Os que comandam o imaginário popular propõem o consumo como meta de vida. O sistema econômico vigente tem, nos mecanismos de mercado competitivo, o fundamento de sua organização. O parâmetro de êxito pessoal, imposto pela cultura dominante, é possuir e consumir.
Contrapondo-se à cultura dominante, o filósofo Gabriel Marcel afirma que o “ter” é uma fonte de alheamento. Aquilo que possuímos ameaça de nos tragar. Os homens que vivem na zona do ter são almas cativas que sofrem uma deficiência ontológica com a perda do ser. Tais homens são indiferentes ao outro. Fogem no momento de perigo. Para o homem que vive na “dimensão do ter”, todas as coisas são problemas; para o que entra em “seu próprio ser”, convertem-se em mistério. O ser, já por si, é um mistério: não se pode comprovar, computar e dominar, mas apenas reconhecer.
Estava iluminado pelo espírito de Gabriel Marcel nosso imenso Oscar Niemeyer quando ensinou:
“Meu avô foi ministro do Supremo Tribunal Federal, morreu sem um tostão. Achei bonito ele morrer assim. Teria vergonha de ser um homem rico. Considero o dinheiro uma coisa sórdida.”
Também caminhou na contra-mão o poeta Newton Braga. Desprezou o pragmatismo, com os desvalores em que se assenta:
“Esta sensibilidade, que é uma antena delicadíssima,
captando pedaços de todas as dores do mundo,
e que me fará morrer de dores que não são minhas.”
Segundo Gabriel Marcel qualquer tarefa humana, mesmo um artigo como este para A Gazeta, pode ser um problema ou um mistério.
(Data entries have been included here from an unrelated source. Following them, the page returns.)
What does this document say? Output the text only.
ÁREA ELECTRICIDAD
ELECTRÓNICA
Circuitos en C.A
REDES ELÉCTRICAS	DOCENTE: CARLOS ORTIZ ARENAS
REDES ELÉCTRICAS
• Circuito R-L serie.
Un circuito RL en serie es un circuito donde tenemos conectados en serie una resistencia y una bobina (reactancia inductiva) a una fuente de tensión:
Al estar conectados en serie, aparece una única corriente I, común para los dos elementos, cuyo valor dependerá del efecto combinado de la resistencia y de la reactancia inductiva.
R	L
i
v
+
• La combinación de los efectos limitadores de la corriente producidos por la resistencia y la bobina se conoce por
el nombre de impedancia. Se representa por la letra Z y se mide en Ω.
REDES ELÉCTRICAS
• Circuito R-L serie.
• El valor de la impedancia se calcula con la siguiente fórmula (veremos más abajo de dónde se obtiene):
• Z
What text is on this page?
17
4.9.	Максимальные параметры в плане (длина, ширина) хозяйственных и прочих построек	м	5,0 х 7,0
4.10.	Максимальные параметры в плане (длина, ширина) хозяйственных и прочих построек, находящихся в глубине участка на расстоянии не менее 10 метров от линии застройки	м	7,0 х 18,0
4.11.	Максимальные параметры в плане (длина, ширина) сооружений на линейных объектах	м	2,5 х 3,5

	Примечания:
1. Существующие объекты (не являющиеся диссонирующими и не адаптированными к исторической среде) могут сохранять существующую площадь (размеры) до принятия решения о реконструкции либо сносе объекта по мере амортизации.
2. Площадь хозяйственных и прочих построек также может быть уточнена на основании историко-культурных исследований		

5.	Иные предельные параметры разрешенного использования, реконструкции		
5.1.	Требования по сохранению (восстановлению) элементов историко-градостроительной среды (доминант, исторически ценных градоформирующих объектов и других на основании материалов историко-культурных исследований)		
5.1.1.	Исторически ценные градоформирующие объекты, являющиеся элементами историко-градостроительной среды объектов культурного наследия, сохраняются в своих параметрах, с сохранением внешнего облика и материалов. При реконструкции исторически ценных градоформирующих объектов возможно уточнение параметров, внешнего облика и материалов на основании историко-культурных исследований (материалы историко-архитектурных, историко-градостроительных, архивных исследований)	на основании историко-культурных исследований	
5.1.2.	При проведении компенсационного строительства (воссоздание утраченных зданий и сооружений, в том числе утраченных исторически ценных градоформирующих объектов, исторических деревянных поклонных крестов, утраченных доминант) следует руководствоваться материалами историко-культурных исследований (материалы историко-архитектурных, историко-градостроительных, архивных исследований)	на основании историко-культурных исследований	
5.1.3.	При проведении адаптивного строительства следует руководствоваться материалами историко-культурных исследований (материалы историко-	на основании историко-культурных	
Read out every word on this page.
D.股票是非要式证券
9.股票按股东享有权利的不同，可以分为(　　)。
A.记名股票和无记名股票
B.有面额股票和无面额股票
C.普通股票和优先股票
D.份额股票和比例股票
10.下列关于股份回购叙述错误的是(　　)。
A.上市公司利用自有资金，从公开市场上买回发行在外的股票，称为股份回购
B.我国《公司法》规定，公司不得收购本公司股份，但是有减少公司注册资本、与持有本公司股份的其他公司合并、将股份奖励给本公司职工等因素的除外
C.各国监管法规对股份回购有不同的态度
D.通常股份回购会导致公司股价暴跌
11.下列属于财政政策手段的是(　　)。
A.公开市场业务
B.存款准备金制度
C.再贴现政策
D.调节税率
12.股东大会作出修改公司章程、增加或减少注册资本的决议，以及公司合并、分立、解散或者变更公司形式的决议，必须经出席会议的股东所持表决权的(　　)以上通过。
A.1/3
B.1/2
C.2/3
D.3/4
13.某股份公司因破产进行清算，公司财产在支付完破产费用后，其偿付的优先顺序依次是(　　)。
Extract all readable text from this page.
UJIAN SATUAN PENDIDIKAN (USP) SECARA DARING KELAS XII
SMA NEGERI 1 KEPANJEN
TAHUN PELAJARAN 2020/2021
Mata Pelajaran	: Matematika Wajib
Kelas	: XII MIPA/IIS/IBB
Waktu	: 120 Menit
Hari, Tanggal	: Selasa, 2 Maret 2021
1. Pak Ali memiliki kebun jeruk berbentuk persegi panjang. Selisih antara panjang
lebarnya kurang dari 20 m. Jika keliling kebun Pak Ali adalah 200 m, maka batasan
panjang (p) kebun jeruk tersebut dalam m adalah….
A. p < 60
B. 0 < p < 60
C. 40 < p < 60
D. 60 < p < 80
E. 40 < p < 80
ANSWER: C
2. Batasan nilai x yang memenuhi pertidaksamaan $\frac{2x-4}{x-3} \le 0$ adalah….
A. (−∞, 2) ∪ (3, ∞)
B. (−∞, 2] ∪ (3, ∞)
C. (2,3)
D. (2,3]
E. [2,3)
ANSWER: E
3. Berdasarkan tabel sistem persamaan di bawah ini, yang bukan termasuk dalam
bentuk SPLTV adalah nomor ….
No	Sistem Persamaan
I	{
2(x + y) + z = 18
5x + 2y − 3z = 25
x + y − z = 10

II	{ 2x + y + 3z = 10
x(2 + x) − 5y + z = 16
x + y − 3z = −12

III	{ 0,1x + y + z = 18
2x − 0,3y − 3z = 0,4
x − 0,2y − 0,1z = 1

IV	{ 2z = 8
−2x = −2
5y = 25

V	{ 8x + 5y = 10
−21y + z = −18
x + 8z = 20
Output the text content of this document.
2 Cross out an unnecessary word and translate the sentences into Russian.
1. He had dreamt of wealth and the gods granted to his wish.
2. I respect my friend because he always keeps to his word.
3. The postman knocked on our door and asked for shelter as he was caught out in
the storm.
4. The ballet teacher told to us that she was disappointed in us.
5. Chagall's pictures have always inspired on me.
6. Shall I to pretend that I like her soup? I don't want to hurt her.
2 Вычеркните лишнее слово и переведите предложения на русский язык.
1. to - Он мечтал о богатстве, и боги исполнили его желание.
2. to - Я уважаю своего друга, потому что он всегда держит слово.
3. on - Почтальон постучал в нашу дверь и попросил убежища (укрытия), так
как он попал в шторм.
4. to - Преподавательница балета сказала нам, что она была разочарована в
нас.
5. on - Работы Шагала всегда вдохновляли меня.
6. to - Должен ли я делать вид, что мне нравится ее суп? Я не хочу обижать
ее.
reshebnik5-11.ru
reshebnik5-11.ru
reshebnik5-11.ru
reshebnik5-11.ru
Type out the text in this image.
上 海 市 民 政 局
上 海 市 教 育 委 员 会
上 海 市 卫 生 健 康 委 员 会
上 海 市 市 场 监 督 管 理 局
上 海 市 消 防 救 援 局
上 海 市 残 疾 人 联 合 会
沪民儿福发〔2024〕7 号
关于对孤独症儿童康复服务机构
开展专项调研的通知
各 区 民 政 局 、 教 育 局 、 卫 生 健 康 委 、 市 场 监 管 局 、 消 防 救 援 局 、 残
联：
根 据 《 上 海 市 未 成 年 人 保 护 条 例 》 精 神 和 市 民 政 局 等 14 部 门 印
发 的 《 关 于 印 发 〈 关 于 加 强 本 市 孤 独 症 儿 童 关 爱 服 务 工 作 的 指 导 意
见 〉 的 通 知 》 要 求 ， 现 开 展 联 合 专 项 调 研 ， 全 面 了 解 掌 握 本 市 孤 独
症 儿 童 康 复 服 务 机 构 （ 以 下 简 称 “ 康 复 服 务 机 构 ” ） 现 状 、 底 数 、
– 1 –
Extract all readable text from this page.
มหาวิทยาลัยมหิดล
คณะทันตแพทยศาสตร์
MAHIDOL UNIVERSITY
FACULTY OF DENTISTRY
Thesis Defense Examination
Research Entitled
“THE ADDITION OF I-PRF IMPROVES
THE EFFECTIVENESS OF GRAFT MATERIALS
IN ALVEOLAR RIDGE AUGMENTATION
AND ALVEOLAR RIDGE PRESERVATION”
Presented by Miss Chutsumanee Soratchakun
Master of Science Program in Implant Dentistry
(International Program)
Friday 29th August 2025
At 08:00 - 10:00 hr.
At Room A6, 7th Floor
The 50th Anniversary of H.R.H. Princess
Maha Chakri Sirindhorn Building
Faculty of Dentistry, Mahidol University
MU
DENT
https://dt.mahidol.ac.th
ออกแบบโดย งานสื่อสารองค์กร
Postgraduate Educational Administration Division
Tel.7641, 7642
Será um problema se for encarado como algo que me corta o passo, um gigante assustador com o qual devo me defrontar. Será mistério na medida em que me veja metido nele, na medida em que meu próprio ser nele se implique e se comprometa.
Joseph Beuys vê como obra de arte toda a criatividade humana: o professor, o cientista, o filósofo, o escritor, o jornalista, o revolucionário, o utopista são todos artistas.
Dispondo do milagre da palavra, o escritor e o jornalista devem ser porta-vozes do seu povo. Devem estar a serviço da justiça e da verdade.
Está próximo o mundo dos homens que viverão na “dimensão do ser”. Já não será o gesto de coragem isolado, mas o fruto de uma estrutura social. Não se lutará pelo pão de cada um, mas pelo pão de todos. A oração do “Pai Nosso” será verdadeira. O espectro da solidão será banido da terra.
Desatrelados do “pesadelo do ter”, os homens serão “livres para ser.” E a humanidade construirá a sua casa, e ninguém ficará ao relento, e as crianças olharão as estrelas, e as estrelas trarão paz, do jeito que Oscar Niemeyer sonhou.